Scripps Translational Science Institute, The Scripps Research Institute, La Jolla, CA 92037, USA.
Genome Res. 2010 Apr;20(4):537-45. doi: 10.1101/gr.100040.109. Epub 2010 Feb 11.
Next-generation sequencing technologies have made it possible to sequence targeted regions of the human genome in hundreds of individuals. Deep sequencing represents a powerful approach for the discovery of the complete spectrum of DNA sequence variants in functionally important genomic intervals. Current methods for single nucleotide polymorphism (SNP) detection are designed to detect SNPs from single individual sequence data sets. Here, we describe a novel method SNIP-Seq (single nucleotide polymorphism identification from population sequence data) that leverages sequence data from a population of individuals to detect SNPs and assign genotypes to individuals. To evaluate our method, we utilized sequence data from a 200-kilobase (kb) region on chromosome 9p21 of the human genome. This region was sequenced in 48 individuals (five sequenced in duplicate) using the Illumina GA platform. Using this data set, we demonstrate that our method is highly accurate for detecting variants and can filter out false SNPs that are attributable to sequencing errors. The concordance of sequencing-based genotype assignments between duplicate samples was 98.8%. The 200-kb region was independently sequenced to a high depth of coverage using two sequence pools containing the 48 individuals. Many of the novel SNPs identified by SNIP-Seq from the individual sequencing were validated by the pooled sequencing data and were subsequently confirmed by Sanger sequencing. We estimate that SNIP-Seq achieves a low false-positive rate of approximately 2%, improving upon the higher false-positive rate for existing methods that do not utilize population sequence data. Collectively, these results suggest that analysis of population sequencing data is a powerful approach for the accurate detection of SNPs and the assignment of genotypes to individual samples.
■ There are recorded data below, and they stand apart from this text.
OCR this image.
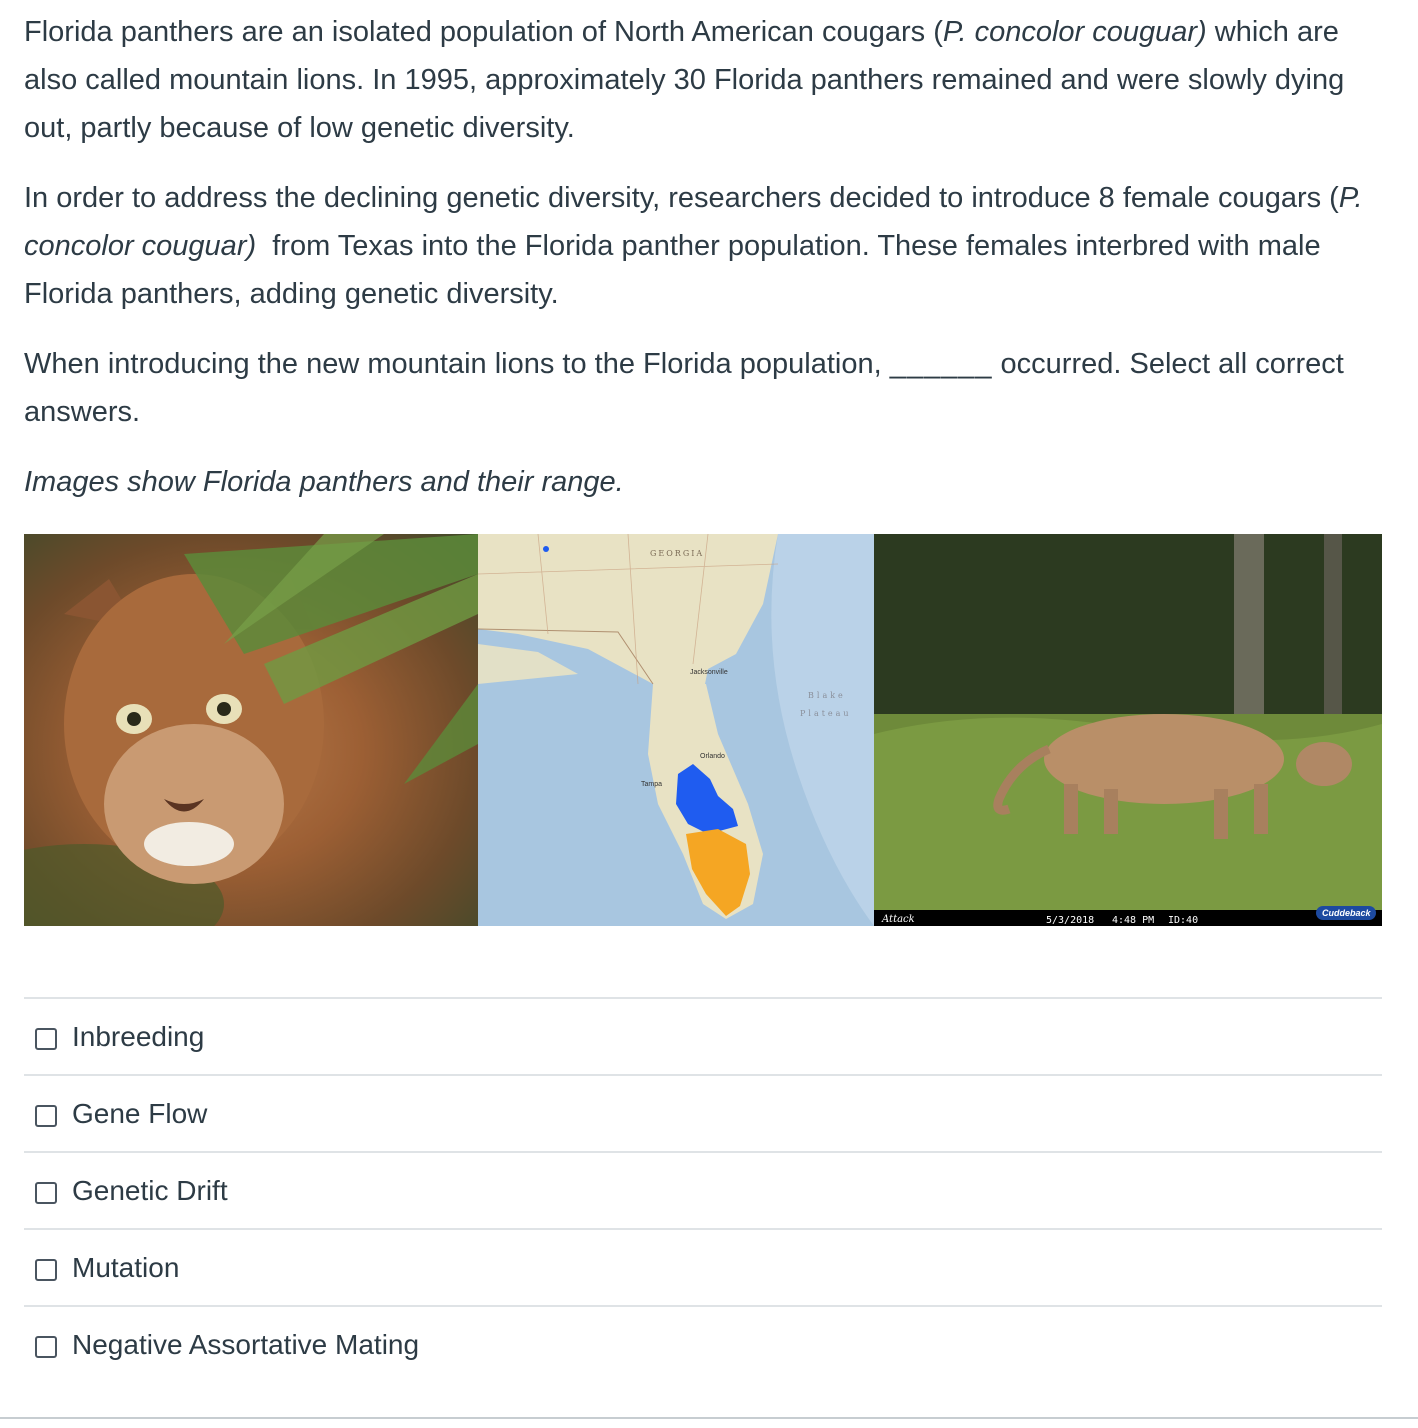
Florida panthers are an isolated population of North American cougars (P. concolor couguar) which are also called mountain lions. In 1995, approximately 30 Florida panthers remained and were slowly dying out, partly because of low genetic diversity.

In order to address the declining genetic diversity, researchers decided to introduce 8 female cougars (P. concolor couguar)  from Texas into the Florida panther population. These females interbred with male Florida panthers, adding genetic diversity.

When introducing the new mountain lions to the Florida population, ______ occurred. Select all correct answers.

Images show Florida panthers and their range.

GEORGIA
Jacksonville
Orlando
Tampa
Blake
Plateau
Attack	5/3/2018 4:48 PM ID:40
Cuddeback
Inbreeding
Gene Flow
Genetic Drift
Mutation
Negative Assortative Mating
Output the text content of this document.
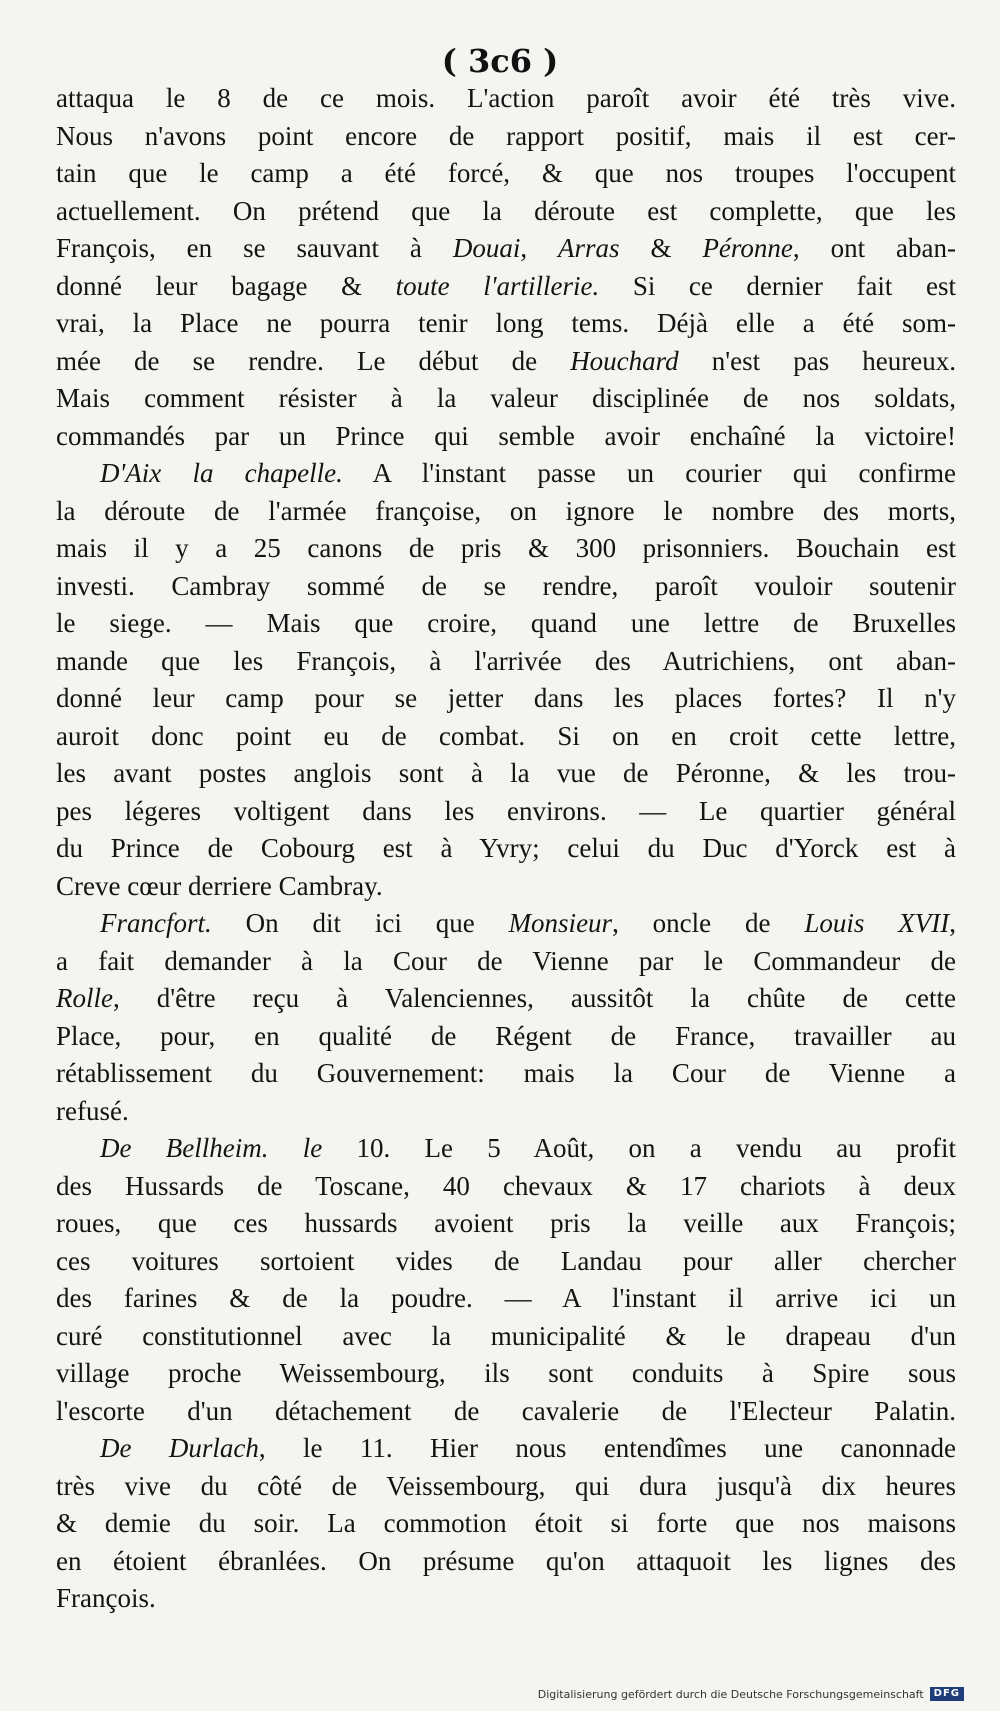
( 3c6 )
attaqua le 8 de ce mois. L'action paroît avoir été très vive.
Nous n'avons point encore de rapport positif, mais il est cer-
tain que le camp a été forcé, & que nos troupes l'occupent
actuellement. On prétend que la déroute est complette, que les
François, en se sauvant à Douai, Arras & Péronne, ont aban-
donné leur bagage & toute l'artillerie. Si ce dernier fait est
vrai, la Place ne pourra tenir long tems. Déjà elle a été som-
mée de se rendre. Le début de Houchard n'est pas heureux.
Mais comment résister à la valeur disciplinée de nos soldats,
commandés par un Prince qui semble avoir enchaîné la victoire!
D'Aix la chapelle. A l'instant passe un courier qui confirme
la déroute de l'armée françoise, on ignore le nombre des morts,
mais il y a 25 canons de pris & 300 prisonniers. Bouchain est
investi. Cambray sommé de se rendre, paroît vouloir soutenir
le siege. — Mais que croire, quand une lettre de Bruxelles
mande que les François, à l'arrivée des Autrichiens, ont aban-
donné leur camp pour se jetter dans les places fortes? Il n'y
auroit donc point eu de combat. Si on en croit cette lettre,
les avant postes anglois sont à la vue de Péronne, & les trou-
pes légeres voltigent dans les environs. — Le quartier général
du Prince de Cobourg est à Yvry; celui du Duc d'Yorck est à
Creve cœur derriere Cambray.
Francfort. On dit ici que Monsieur, oncle de Louis XVII,
a fait demander à la Cour de Vienne par le Commandeur de
Rolle, d'être reçu à Valenciennes, aussitôt la chûte de cette
Place, pour, en qualité de Régent de France, travailler au
rétablissement du Gouvernement: mais la Cour de Vienne a
refusé.
De Bellheim. le 10. Le 5 Août, on a vendu au profit
des Hussards de Toscane, 40 chevaux & 17 chariots à deux
roues, que ces hussards avoient pris la veille aux François;
ces voitures sortoient vides de Landau pour aller chercher
des farines & de la poudre. — A l'instant il arrive ici un
curé constitutionnel avec la municipalité & le drapeau d'un
village proche Weissembourg, ils sont conduits à Spire sous
l'escorte d'un détachement de cavalerie de l'Electeur Palatin.
De Durlach, le 11. Hier nous entendîmes une canonnade
très vive du côté de Veissembourg, qui dura jusqu'à dix heures
& demie du soir. La commotion étoit si forte que nos maisons
en étoient ébranlées. On présume qu'on attaquoit les lignes des
François.
Digitalisierung gefördert durch die Deutsche Forschungsgemeinschaft	DFG
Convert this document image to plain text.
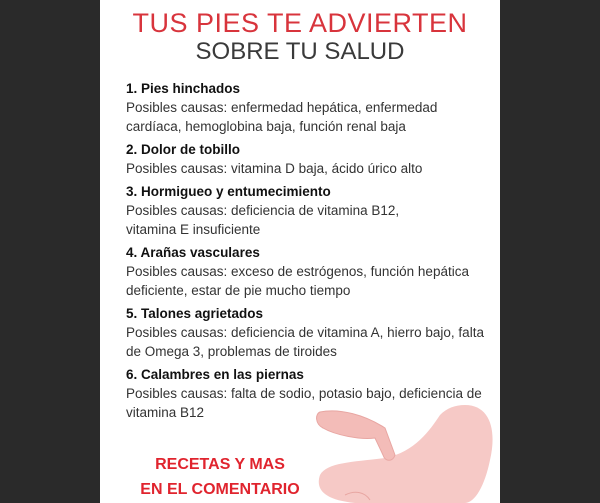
TUS PIES TE ADVIERTEN
SOBRE TU SALUD
1. Pies hinchados

Posibles causas: enfermedad hepática, enfermedad cardíaca, hemoglobina baja, función renal baja

2. Dolor de tobillo

Posibles causas: vitamina D baja, ácido úrico alto

3. Hormigueo y entumecimiento

Posibles causas: deficiencia de vitamina B12, vitamina E insuficiente

4. Arañas vasculares

Posibles causas: exceso de estrógenos, función hepática deficiente, estar de pie mucho tiempo

5. Talones agrietados

Posibles causas: deficiencia de vitamina A, hierro bajo, falta de Omega 3, problemas de tiroides

6. Calambres en las piernas

Posibles causas: falta de sodio, potasio bajo, deficiencia de vitamina B12

RECETAS Y MAS
EN EL COMENTARIO
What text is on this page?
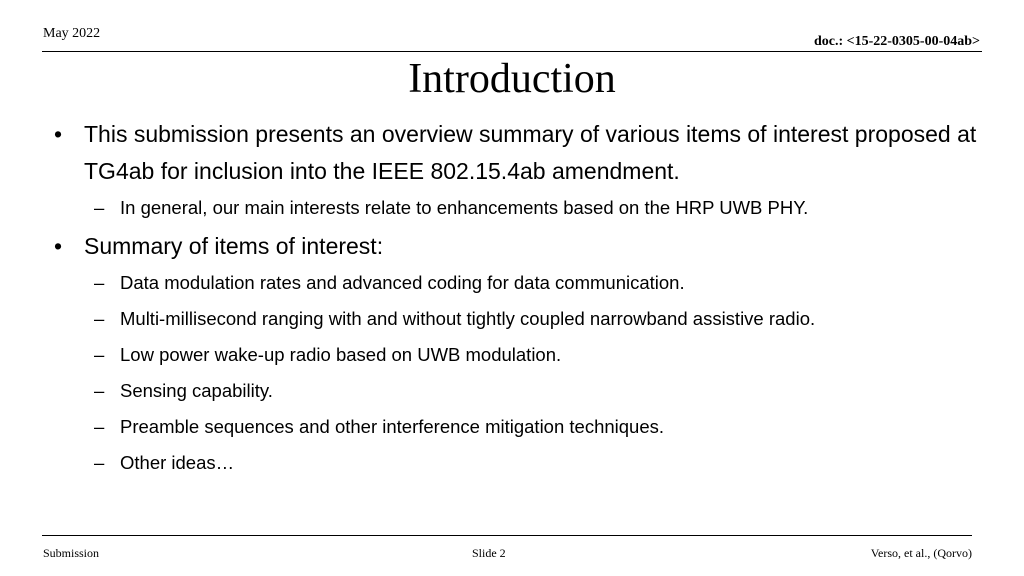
May 2022
doc.: <15-22-0305-00-04ab>
Introduction
• This submission presents an overview summary of various items of interest proposed at TG4ab for inclusion into the IEEE 802.15.4ab amendment.
– In general, our main interests relate to enhancements based on the HRP UWB PHY.
• Summary of items of interest:
– Data modulation rates and advanced coding for data communication.
– Multi-millisecond ranging with and without tightly coupled narrowband assistive radio.
– Low power wake-up radio based on UWB modulation.
– Sensing capability.
– Preamble sequences and other interference mitigation techniques.
– Other ideas…
Submission	Slide 2	Verso, et al., (Qorvo)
下一代测序技术使得对数百个人类基因组的靶向区域进行测序成为可能。深度测序是发现功能重要基因组间隔中完整 DNA 序列变异谱的强大方法。当前用于单核苷酸多态性 (SNP) 检测的方法旨在从单个个体序列数据集检测 SNP。在这里,我们描述了一种新的方法 SNIP-Seq(从群体序列数据中识别单核苷酸多态性),该方法利用来自个体群体的序列数据来检测 SNP 并为个体分配基因型。为了评估我们的方法,我们利用了人类基因组 9p21 染色体上 200 千碱基 (kb) 区域的序列数据。该区域使用 Illumina GA 平台在 48 个人(5 个重复测序)中进行了测序。使用该数据集,我们证明了我们的方法在检测变体方面非常准确,可以过滤掉归因于测序错误的假 SNP。重复样本之间基于测序的基因型分配的一致性为 98.8%。该 200-kb 区域使用包含 48 个人的两个序列池进行了深度测序。从个体测序中通过 SNIP-Seq 识别的许多新 SNP 通过池测序数据得到了验证,并随后通过 Sanger 测序得到了确认。我们估计 SNIP-Seq 的假阳性率约为 2%,低于不利用群体序列数据的现有方法的更高假阳性率。总体而言,这些结果表明,分析群体测序数据是一种准确检测 SNP 和为个体样本分配基因型的强大方法。